The securities referred to in this announcement have not been and will not be
registered under the U.S. Securities Act of 1933, as amended (the "Securities
Act"), and accordingly may not be offered or sold in the United States absent
registration or an applicable exemption from the registration requirements of
the Securities Act and in accordance with applicable U.S. state securities laws.
The Company does not intend to register any of their securities in the United
States or to conduct a public offering of securities in the United States.

Matters discussed in this announcement may constitute forward-looking
statements. Forward-looking statements are statements that are not historical
facts and may be identified by words such as "believe", "expect", "anticipate",
"strategy", "intends", "estimate", "will", "may", "continue", "should" and
similar expressions. The forward-looking statements in this release are based
upon various assumptions, many of which are based, in turn, upon further
assumptions. Although the Company believes that these assumptions were
reasonable when made, these assumptions are inherently subject to significant
known and unknown risks, uncertainties, contingencies and other important
factors which are difficult or impossible to predict and are beyond its control.


Actual events may differ significantly from any anticipated development due to a
number of factors, including without limitation, changes in investment levels
and need for the Company's services, changes in the general economic, political
and market conditions in the markets in which the Company operate, the Company's
ability to attract, retain and motivate qualified personnel, changes in the
Company's ability to engage in commercially acceptable acquisitions and
strategic investments, and changes in laws and regulation and the potential
impact of legal proceedings and actions. Such risks, uncertainties,
contingencies and other important factors could cause actual events to differ
materially from the expectations expressed or implied in this release by such
forward-looking statements. The Company does not provide any guarantees that the
assumptions underlying the forward-looking statements in this announcement are
free from errors nor does it accept any responsibility for the future accuracy
of the opinions expressed in this announcement or any obligation to update or
revise the statements in this announcement to reflect subsequent events.

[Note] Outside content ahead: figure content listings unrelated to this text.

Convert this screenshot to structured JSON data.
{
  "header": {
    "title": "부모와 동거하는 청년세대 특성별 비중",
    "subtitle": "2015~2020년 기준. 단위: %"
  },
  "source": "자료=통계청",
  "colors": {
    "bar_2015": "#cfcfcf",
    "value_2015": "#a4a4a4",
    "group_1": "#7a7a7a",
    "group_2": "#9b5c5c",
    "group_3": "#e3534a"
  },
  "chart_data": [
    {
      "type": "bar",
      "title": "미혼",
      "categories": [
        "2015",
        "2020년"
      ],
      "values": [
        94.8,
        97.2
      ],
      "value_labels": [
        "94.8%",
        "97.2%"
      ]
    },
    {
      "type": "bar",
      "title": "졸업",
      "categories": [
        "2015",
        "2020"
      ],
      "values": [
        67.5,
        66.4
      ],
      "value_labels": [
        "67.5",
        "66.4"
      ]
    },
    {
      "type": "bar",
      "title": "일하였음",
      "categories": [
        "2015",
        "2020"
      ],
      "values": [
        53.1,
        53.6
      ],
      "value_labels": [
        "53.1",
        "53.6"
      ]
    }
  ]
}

You
should not place undue reliance on the forward-looking statements in this
document.

The information, opinions and forward-looking statements contained in this
announcement speak only as at its date, and are subject to change without
notice. The Company does not undertake any obligation to review, update,
confirm, or to release publicly any revisions to any forward-looking statements
to reflect events that occur or circumstances that arise in relation to the
content of this announcement.

Neither the Company, nor any of its affiliates makes any representation as to
the accuracy or completeness of this announcement and none of them accepts any
responsibility for the contents of this announcement or any matters referred to
herein.

This announcement is for information purposes only and is not to be relied upon
in substitution for the exercise of independent judgment. It is not intended as
investment advice and under no circumstances is it to be used or considered as
an offer to sell, or a solicitation of an offer to buy any securities or a
recommendation to buy or sell any securities in the Company. Neither the
Company, nor any of its affiliates accepts any liability arising from the use of
this announcement.

This information is considered to be inside information pursuant to the EU
Market Abuse Regulation and is subject to the disclosure requirements pursuant
to section 5-12 the Norwegian Securities Trading Act.

This stock exchange announcement was published by Rene de Graaf, General Counsel
of Pryme N.V., on 10 April 2025 at 23:00 CEST on behalf of the Company.